Database Support for Enabling Data-Discovery Queries over Semantically-Annotated Observational Data

Authors: Huiping Cao, Shawn Bowers, Mark P. Schildhauer

Volume 6 (2012)

Abstract

Observational data plays a critical role in many scientific disciplines, and scientists are increasingly interested in performing broad-scale analyses by using observational data collected as part of many smaller scientific studies. However, while these data sets often contain similar types of information, they are typically represented using very different structures and with little semantic information about the data itself, which creates significant challenges for researchers who wish to discover existing data sets based on data semantics (observation and measurement types) and data content (the values of measurements within a data set).

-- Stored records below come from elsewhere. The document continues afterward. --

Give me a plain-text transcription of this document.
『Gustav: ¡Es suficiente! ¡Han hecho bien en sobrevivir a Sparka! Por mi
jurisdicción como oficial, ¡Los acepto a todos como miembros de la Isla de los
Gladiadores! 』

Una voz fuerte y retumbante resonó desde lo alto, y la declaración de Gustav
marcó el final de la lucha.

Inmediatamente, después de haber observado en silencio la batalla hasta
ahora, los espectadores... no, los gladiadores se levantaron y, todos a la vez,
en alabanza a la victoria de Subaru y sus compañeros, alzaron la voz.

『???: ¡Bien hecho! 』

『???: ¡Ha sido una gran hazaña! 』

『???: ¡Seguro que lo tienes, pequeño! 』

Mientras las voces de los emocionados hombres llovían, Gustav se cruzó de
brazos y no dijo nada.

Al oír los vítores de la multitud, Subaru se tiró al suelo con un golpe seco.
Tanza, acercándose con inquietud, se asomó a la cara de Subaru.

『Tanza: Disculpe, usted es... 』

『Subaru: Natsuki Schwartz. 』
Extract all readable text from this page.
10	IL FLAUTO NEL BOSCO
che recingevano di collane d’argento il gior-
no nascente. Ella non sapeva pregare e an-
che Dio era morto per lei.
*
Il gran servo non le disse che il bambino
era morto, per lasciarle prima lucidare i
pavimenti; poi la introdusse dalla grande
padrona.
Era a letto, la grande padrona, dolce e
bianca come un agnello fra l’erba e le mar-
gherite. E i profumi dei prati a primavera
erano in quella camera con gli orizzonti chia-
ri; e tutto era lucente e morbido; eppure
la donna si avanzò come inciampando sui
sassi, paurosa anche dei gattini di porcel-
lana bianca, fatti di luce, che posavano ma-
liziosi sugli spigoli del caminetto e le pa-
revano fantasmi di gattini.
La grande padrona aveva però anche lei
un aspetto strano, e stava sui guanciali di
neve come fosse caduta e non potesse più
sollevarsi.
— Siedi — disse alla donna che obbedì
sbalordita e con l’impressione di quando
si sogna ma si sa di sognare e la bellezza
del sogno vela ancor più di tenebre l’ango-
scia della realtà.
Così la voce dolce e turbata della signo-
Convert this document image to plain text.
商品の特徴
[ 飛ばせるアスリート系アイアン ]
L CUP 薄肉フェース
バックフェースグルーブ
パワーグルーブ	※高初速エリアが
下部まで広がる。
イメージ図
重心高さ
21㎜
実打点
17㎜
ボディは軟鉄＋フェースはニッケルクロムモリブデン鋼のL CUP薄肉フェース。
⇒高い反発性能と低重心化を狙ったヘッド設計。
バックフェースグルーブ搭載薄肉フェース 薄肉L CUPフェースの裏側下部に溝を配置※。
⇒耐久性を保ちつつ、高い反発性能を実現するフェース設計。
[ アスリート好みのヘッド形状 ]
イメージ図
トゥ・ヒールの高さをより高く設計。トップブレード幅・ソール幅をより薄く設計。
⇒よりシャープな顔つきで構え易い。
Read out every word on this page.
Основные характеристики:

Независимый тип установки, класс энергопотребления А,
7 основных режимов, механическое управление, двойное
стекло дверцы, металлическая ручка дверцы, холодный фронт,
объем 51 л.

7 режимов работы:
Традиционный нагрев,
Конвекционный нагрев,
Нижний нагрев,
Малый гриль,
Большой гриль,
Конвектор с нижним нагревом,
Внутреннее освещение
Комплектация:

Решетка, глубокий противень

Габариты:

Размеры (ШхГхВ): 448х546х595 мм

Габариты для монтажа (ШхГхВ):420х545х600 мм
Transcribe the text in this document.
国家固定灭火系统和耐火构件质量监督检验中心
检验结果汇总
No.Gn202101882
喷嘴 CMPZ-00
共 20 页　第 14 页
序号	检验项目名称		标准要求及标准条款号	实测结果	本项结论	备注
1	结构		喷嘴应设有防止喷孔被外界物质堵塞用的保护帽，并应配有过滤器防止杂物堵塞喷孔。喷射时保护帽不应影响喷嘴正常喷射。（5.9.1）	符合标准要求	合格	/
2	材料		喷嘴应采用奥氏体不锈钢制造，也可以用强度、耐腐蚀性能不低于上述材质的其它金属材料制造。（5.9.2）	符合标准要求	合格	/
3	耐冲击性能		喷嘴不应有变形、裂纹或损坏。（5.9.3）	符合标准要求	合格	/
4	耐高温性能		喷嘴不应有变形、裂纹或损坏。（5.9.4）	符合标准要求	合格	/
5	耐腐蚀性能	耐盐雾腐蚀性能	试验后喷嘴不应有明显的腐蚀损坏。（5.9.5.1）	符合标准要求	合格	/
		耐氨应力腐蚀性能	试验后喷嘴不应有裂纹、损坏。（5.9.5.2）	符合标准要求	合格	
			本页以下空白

We present a formal framework to address these challenges that consists of a semantic observational model (to uniformly represent observation and measurement types), a high-level semantic annotation language (to map tabular resources into the model), and a declarative query language that allows researchers to express data-discovery queries over heterogeneous (annotated) data sets. To demonstrate the feasibility of our framework, we also present implementation approaches for efficiently answering discovery queries over semantically annotated data sets. In particular, we propose two storage schemes (in-place databases rdb and materialized databases mdb) to store the source data sets and their annotations. We also present two query schemes (ExeD and ExeH) to evaluate discovery queries and the results of extensive experiments comparing their effectiveness.